Users also associate Pinterest with taking action. For instance, 98% of pinners report trying new things they find on Pinterest, compared to 71% across other social media platforms.
“We would also like to have a better insight into what users are looking for in Pinterest, so we can continue to create more relevant and useful content.” Tania Douglas, Ikea
But while it is not difficult to see why the platform might provide a major opportunity for some, there are challenges for others.
Brands need to think very hard about the imagery they use, plus there are external factors. Google still runs the web’s biggest image search library and could easily encroach on Pinterest’s model, while the company will also need to convince brands of its point of differentiation if it is to compete with Google and Instagram for ad dollars, as well as others looking to take a slice of the crowded digital ad market.
What’s in it for retailers?
Pinterest is mainly useful for companies that are able to create boards with content that champions both visual appeal and consumer value, not just those in the home décor sector.
The platform is essentially a visual discovery tool and the general consensus from Pinterest is that retailers must be able to honour that if they want to turn the network into their social media marketing arsenal.
There are a number of ways retailers and brands can use Pinterest to boost sales and engage consumers, such as promoted pins, which are regular pins but retailers pay to ensure they are seen by more potential customers. For instance, when businesses pay for these pins they should appear where consumers are more likely to notice them while they are in the middle of actively deciding what to do or buy next. The promoted pins they see are based on their interests and activity on Pinterest.
The platform’s recent expansion into ‘shopping ads’ this year also provides an avenue for advertisers to directly target Pinterest users who have already ‘pinned’ products they like.
Through shopping ads, businesses can turn their products into visual and actionable adverts that are automatically pulled from an existing product feed.
According to Pinterest, shopping ads have enabled Ikea Canada to scale its advertising with a 1.3x lower cost per order, while retailer Lowe’s return on ad spend was 76% better than its initial goal.
Visual platforms play into the hands of retailers such as Made.com, which prides itself on its striking visual appeal and ability to target consumers at a precise moment in their Pinterest journey.
Made.com’s chief commercial officer Annabel Jack says the ad algorithm works by targeting a user at a specific time, showing them a particular picture that might be relevant to images they have just pinned.
“We have to make sure we target people in the right way to ensure they’re getting a genuine experience.
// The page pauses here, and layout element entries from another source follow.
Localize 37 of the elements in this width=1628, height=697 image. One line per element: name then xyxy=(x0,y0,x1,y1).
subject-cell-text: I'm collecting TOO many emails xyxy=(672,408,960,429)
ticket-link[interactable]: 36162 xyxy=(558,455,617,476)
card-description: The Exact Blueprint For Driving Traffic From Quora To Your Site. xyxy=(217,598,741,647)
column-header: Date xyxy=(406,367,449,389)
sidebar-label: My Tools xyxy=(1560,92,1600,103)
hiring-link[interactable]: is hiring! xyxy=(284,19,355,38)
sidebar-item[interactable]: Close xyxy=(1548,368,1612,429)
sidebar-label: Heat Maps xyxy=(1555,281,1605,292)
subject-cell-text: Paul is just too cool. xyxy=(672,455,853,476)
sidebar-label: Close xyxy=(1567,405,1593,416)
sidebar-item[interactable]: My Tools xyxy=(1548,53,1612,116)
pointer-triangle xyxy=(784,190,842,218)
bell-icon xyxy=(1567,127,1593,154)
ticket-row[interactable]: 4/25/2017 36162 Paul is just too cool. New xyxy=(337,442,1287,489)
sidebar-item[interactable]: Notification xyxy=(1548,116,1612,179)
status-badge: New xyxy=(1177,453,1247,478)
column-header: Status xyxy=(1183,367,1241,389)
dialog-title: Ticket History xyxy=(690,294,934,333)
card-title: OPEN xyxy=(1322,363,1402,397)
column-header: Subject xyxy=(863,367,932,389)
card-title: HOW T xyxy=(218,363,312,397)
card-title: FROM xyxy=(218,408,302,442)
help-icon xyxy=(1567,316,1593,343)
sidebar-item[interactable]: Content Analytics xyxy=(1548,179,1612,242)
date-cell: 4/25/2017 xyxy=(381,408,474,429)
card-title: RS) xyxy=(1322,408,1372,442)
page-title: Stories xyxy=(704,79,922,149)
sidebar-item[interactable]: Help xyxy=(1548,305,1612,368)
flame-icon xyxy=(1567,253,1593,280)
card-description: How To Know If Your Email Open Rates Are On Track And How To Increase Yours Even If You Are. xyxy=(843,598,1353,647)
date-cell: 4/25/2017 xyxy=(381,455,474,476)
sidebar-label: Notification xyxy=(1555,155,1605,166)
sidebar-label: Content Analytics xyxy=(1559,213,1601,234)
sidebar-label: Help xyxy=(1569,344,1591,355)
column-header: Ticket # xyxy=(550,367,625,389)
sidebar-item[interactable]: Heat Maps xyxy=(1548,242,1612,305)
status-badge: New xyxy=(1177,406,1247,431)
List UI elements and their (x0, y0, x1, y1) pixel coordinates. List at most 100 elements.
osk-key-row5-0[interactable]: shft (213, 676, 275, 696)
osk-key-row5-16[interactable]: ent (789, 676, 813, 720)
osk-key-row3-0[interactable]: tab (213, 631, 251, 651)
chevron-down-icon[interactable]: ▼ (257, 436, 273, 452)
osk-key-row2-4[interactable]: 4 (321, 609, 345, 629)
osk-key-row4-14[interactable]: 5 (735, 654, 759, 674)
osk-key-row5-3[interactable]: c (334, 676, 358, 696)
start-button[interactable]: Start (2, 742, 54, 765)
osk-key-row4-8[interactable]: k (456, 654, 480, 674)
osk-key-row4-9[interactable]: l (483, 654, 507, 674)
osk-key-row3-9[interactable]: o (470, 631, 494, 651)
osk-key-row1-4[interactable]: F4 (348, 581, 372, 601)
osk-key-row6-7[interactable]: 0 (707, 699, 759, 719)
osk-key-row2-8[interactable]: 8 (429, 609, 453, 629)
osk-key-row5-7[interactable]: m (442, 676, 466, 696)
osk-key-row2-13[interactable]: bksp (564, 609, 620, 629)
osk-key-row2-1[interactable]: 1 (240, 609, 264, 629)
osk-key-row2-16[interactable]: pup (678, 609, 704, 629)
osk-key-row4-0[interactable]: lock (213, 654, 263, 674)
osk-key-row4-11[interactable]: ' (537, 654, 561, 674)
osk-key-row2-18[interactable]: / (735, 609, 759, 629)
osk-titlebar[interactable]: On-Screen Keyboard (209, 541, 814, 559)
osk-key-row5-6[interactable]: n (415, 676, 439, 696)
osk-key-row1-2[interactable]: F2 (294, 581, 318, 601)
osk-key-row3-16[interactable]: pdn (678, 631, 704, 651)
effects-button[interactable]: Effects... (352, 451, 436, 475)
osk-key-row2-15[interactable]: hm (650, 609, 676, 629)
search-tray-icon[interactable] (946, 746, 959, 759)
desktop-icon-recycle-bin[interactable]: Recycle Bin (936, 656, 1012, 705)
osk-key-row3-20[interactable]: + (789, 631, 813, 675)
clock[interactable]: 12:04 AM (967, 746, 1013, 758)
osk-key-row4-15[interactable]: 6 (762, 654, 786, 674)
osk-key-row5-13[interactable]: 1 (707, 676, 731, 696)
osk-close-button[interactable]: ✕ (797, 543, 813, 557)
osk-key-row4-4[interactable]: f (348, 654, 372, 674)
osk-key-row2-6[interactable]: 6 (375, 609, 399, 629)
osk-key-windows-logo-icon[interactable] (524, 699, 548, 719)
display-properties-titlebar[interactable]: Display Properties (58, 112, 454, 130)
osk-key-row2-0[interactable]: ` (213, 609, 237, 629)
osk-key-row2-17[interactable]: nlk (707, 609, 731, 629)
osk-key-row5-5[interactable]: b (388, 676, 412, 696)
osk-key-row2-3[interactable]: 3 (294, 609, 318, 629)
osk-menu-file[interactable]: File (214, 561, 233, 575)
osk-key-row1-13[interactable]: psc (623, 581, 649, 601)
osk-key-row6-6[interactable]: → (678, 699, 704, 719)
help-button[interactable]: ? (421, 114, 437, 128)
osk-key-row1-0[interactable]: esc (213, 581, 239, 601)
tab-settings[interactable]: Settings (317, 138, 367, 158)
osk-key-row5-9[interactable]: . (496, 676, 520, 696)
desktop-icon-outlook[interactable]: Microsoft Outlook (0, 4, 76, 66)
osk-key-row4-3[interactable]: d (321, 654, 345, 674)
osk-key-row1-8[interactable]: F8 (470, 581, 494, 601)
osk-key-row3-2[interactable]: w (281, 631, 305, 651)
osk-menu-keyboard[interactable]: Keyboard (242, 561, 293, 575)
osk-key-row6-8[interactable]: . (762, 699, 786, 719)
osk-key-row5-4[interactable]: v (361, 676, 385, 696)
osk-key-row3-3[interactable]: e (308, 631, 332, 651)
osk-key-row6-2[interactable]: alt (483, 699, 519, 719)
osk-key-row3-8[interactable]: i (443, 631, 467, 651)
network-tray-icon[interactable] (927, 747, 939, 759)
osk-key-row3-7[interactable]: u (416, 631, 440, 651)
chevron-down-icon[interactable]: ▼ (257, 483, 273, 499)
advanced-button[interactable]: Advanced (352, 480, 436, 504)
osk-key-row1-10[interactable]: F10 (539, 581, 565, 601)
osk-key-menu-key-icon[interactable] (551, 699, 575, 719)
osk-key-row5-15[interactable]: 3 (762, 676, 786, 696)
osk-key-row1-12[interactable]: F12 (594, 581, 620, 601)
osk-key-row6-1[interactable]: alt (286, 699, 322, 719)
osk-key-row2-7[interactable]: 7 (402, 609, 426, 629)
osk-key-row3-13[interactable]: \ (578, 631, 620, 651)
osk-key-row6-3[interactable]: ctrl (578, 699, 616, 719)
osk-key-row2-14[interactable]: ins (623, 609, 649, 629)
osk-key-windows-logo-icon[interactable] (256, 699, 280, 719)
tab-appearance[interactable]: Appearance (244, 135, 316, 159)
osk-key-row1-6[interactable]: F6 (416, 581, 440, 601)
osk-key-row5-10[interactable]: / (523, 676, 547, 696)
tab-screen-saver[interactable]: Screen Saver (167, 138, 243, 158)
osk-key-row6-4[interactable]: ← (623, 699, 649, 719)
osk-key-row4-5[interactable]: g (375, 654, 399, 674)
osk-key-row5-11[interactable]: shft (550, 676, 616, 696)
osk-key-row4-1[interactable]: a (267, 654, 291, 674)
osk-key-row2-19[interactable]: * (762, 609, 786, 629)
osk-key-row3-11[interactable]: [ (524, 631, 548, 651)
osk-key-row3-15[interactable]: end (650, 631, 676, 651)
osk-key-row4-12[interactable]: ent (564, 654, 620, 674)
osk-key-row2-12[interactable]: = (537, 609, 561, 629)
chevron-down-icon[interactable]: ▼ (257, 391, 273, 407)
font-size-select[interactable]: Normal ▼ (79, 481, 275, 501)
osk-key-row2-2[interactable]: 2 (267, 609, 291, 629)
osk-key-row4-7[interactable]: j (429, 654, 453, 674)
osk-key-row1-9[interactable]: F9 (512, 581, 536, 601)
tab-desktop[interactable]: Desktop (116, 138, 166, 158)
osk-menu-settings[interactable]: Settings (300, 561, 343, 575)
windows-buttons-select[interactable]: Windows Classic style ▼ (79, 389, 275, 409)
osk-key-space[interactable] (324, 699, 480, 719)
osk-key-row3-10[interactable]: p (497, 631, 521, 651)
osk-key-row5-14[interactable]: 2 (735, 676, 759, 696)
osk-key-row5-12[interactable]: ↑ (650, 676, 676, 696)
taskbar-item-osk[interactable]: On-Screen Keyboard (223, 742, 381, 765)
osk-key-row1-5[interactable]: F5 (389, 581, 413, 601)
Not a lot of brands would be set up to do that, but we have invested a lot into our own images, as well as our customers’ images, and are quite well positioned to do that,” she says.
“The value for us in Pinterest is that it’s a wonderful visual platform, which allows us to build our brand because it’s very connected to what we’re about as a company – which is being the leading brand in Europe for design. It totally feeds into our hands in terms of being able to give the customer a very visual experience.”